Christopher Paul wrote:
Hello openldap-technical,
I'm wondering what the OpenLDAP-technical World thinks about LDAP authentication secrets. A couple observations and questions:
- RFC 4519 allows userPassword to be multi-valued and it gives some rationale which is logical, but it also seems to lack imagination. There seem to be more possibilities for abuse by defining attributeType this way than legitimate use cases. Is there any way to force userPassword to be single-valued? Has anyone attempted this?
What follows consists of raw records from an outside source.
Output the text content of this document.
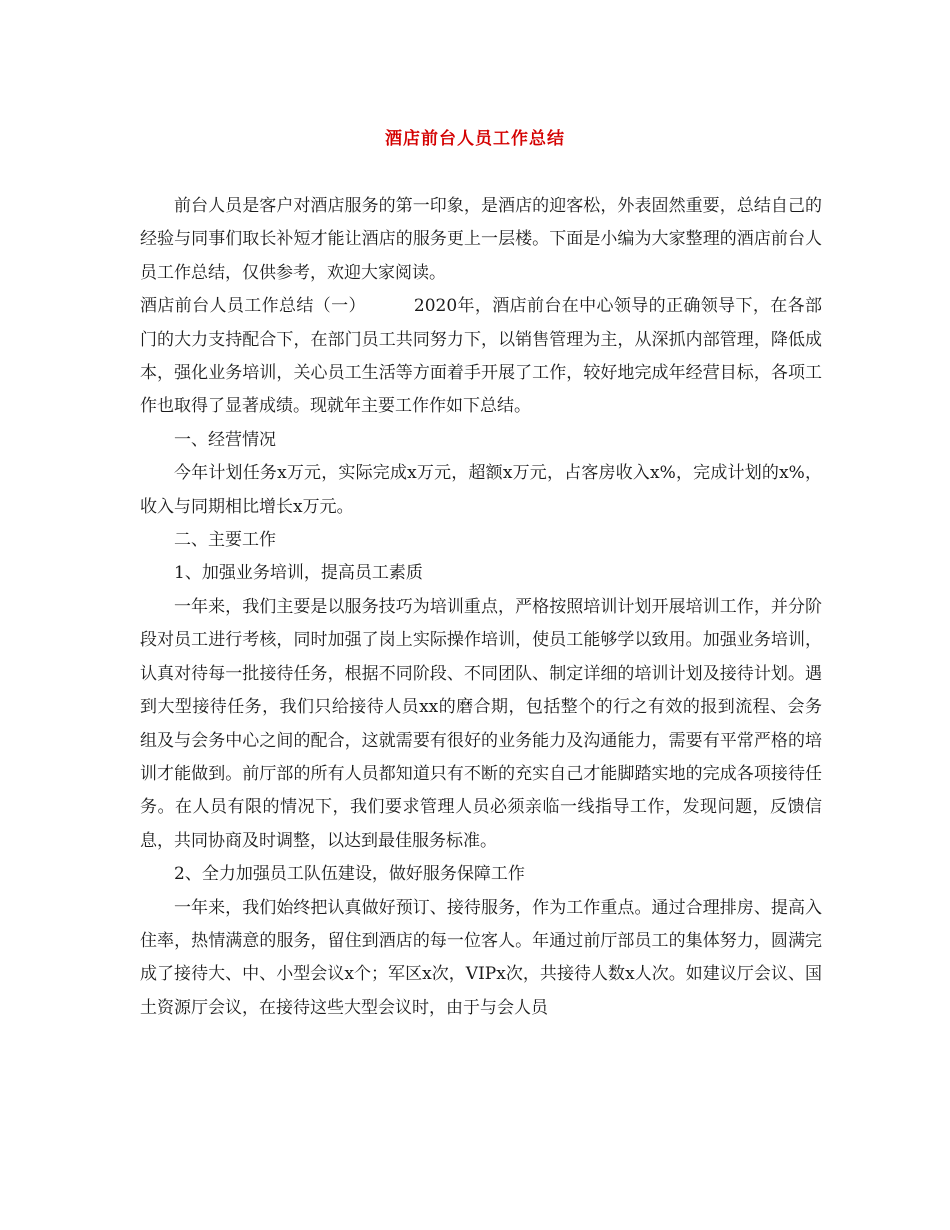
酒店前台人员工作总结

前台人员是客户对酒店服务的第一印象，是酒店的迎客松，外表固然重要，总结自己的经验与同事们取长补短才能让酒店的服务更上一层楼。下面是小编为大家整理的酒店前台人员工作总结，仅供参考，欢迎大家阅读。

酒店前台人员工作总结（一）	2020年，酒店前台在中心领导的正确领导下，在各部门的大力支持配合下，在部门员工共同努力下，以销售管理为主，从深抓内部管理，降低成本，强化业务培训，关心员工生活等方面着手开展了工作，较好地完成年经营目标，各项工作也取得了显著成绩。现就年主要工作作如下总结。

一、经营情况

今年计划任务x万元，实际完成x万元，超额x万元，占客房收入x%，完成计划的x%，收入与同期相比增长x万元。

二、主要工作

1、加强业务培训，提高员工素质

一年来，我们主要是以服务技巧为培训重点，严格按照培训计划开展培训工作，并分阶段对员工进行考核，同时加强了岗上实际操作培训，使员工能够学以致用。加强业务培训，认真对待每一批接待任务，根据不同阶段、不同团队、制定详细的培训计划及接待计划。遇到大型接待任务，我们只给接待人员xx的磨合期，包括整个的行之有效的报到流程、会务组及与会务中心之间的配合，这就需要有很好的业务能力及沟通能力，需要有平常严格的培训才能做到。前厅部的所有人员都知道只有不断的充实自己才能脚踏实地的完成各项接待任务。在人员有限的情况下，我们要求管理人员必须亲临一线指导工作，发现问题，反馈信息，共同协商及时调整，以达到最佳服务标准。

2、全力加强员工队伍建设，做好服务保障工作

一年来，我们始终把认真做好预订、接待服务，作为工作重点。通过合理排房、提高入住率，热情满意的服务，留住到酒店的每一位客人。年通过前厅部员工的集体努力，圆满完成了接待大、中、小型会议x个；军区x次，VIPx次，共接待人数x人次。如建议厅会议、国土资源厅会议，在接待这些大型会议时，由于与会人员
The LDAP Password Policy spec requires userPassword to store only 1 value.
- Assuming you decide to ditch passwords, and use TLS EXTERNAL, you still have the problem of storing the key, and the risk that if the key is stolen, than someone other than you can authenticate as you. Of course store it on storage with permissions and ownership of files set correctly. That goes without being said, but storage is not always perfectly secure or private, so let's not trust it completely. Short lifetimes would be one mitigation. And CRLs of course. What else do people do?
You can generate short lifetime certs easily enough but keys tend to still be long lived. Likewise in Kerberos where tickets are short lifetime, but you still use a longlived password to get the initial TGT.
You can use the autoCA overlay in OpenLDAP to streamline certificate generation for all of your users and set them to arbitrarily long or short lifetimes. No matter what security mechanism you develop, the key management problem remains unchanged.
- Is there anyway to have ldap* commands read the key in from an environment variable or call to gpg/secrets store /etc? Funky alias / bash-wrapper yeah but I'm looking for something less clunky.
The OpenLDAP software doesn't even touch any strong secrets - they're all managed by the relevant TLS / Kerberos / whatever library, so this question should be directed to those packages.